If a career in equine medicine isn't right for you, consider specializing in another breed or discipline of veterinary medicine. You could, for example, focus your practice on companion animal care, which the AVMA reports is the chosen specialty of most veterinarians. If you still want to work with large animals, you might shift your focus to food animals like cattle and other food animals. Some veterinarians specialize in food safety, which involves inspecting livestock and enforcing regulations to ensure animal products are safe for consumption. You might also become a research veterinarian, who performs tests on animals in laboratories.

Veterinary Assistant

You may not want to become a veterinarian at all. If this is the case, consider a career in veterinary assistance. These professionals work alongside veterinarians of various specialties, helping with treatments, surgeries, laboratory testing and other animal care tasks. While the risk of work-related injuries is still high in this career, you will most likely work indoors in a clinical setting rather than having to travel to farms. You do not need postsecondary education for this career, and most training is done on the job. The BLS reports that jobs in this field were projected to increase by 14% from 2010-2020. As of May 2011, these assistant earned a median salary of $22,830.

Farrier

If you desire to work specifically with horses but want a career that requires less education, consider becoming a farrier.
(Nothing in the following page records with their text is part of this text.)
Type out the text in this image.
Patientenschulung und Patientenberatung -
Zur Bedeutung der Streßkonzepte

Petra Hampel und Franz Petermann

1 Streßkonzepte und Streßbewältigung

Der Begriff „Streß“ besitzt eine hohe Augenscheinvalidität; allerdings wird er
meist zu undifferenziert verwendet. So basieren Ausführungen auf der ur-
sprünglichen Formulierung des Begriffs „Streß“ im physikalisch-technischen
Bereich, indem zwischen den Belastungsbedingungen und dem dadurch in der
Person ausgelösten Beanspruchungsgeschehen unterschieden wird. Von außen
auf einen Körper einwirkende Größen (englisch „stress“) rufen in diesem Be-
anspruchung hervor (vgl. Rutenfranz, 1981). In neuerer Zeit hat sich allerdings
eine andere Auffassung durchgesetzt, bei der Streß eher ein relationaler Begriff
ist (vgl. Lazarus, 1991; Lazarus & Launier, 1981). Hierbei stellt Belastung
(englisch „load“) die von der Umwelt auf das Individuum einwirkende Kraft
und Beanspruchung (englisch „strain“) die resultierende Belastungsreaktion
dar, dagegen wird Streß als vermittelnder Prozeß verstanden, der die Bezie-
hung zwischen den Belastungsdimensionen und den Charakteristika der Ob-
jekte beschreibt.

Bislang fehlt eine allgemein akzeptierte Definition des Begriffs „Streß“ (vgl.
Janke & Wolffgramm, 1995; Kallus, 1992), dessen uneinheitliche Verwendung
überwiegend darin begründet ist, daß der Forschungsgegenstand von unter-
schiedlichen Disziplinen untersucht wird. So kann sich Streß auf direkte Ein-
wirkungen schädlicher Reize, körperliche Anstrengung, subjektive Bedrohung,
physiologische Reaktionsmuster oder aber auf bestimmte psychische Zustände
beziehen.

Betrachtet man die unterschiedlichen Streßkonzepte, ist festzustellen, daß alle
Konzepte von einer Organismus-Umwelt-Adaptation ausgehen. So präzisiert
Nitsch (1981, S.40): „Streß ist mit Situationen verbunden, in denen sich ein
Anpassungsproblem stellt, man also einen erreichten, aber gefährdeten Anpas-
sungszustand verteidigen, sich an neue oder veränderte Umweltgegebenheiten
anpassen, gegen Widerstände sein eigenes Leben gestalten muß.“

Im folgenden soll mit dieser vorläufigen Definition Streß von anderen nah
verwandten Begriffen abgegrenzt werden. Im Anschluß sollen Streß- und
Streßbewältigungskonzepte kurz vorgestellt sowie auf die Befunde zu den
In this career, you'd prepare horseshoes, make custom shoes, trim horse hooves and nail shoes onto the hooves. Experienced farriers often work with veterinarians to solve severe foot problems. To prepare for this career, you may complete an apprenticeship, though there are no strict requirements. Some veterinary schools also offer shoeing programs. According to Salary.com, these professionals earned an average salary of about $20,000 as of April 2012.